Al termine, dopo aver depositato anche una memoria difensiva, i difensori di Bellomo, Beniamino Migliucci e Gianluca D’Oria, hanno chiesto la revoca degli arresti domiciliari. Arresti ai quali l’ex giudice è sottoposto da una settimana per maltrattamento e estorsione.
Bellomo ha documentato con mail e sms che i racconti delle sue presunte vittime – quattro donne che lo accusano di presunti maltrattamenti
“non rispondevano alla realtà dei fatti”. I legali hanno ribadito che “non sussiste alcun reato” e, di conseguenza, “non vi sono esigenze cautelari in questo momento, tanto più che le indagini, per quel che abbiamo appreso dal fascicolo, sarebbero terminate nell’aprile del 2018, la richiesta della misura cautelare è del marzo 2019, sono passati tanti mesi e quindi secondo noi diventa anche un po’ un’anomalia che abbiamo segnalato”.
Indagini
Stando alle indagini della Procura di Bari, coordinate dall’aggiunto Roberto Rossi e dal sostituto Daniela Chimienti, Bellomo, destituito nel gennaio 2018, avrebbe vessato alcune corsiste della sua Scuola di Formazione per la preparazione al concorso in magistratura a partire almeno dal 2011.

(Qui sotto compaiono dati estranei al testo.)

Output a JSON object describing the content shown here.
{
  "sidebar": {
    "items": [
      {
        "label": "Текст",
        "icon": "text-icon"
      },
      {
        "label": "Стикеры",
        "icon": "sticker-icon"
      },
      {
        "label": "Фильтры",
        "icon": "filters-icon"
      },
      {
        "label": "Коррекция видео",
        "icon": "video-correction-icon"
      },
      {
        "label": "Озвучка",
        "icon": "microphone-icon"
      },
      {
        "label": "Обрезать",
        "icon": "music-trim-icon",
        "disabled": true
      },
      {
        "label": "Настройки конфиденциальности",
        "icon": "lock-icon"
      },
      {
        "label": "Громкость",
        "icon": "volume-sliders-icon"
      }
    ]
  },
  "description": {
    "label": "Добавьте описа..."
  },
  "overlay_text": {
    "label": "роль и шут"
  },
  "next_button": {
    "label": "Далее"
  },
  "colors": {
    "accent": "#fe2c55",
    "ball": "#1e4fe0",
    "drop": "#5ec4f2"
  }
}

Oltre ad aver negato di aver commesso maltrattamenti – con codici comportamentali, “dress code” precisi e controlli sulle frequentazioni -, ha negato anche l’estorsione a una corsista e le accuse di calunnia e minacce all’attuale premier Giuseppe Conte, che nel 2017 era presidente della commissione disciplinare chiamata a giudicare Bellomo. I legali hanno eccepito anche la
“improcedibilità e di conseguenza la inutilizzabilità” dei documenti informatici sequestrati nei giorni scorsi in computer e telefoni “perché trattasi a nostro avviso – hanno spiegato – di un sequestro che non si sarebbe dovuto eseguire perché abbondantemente fuori dal termine di indagine”.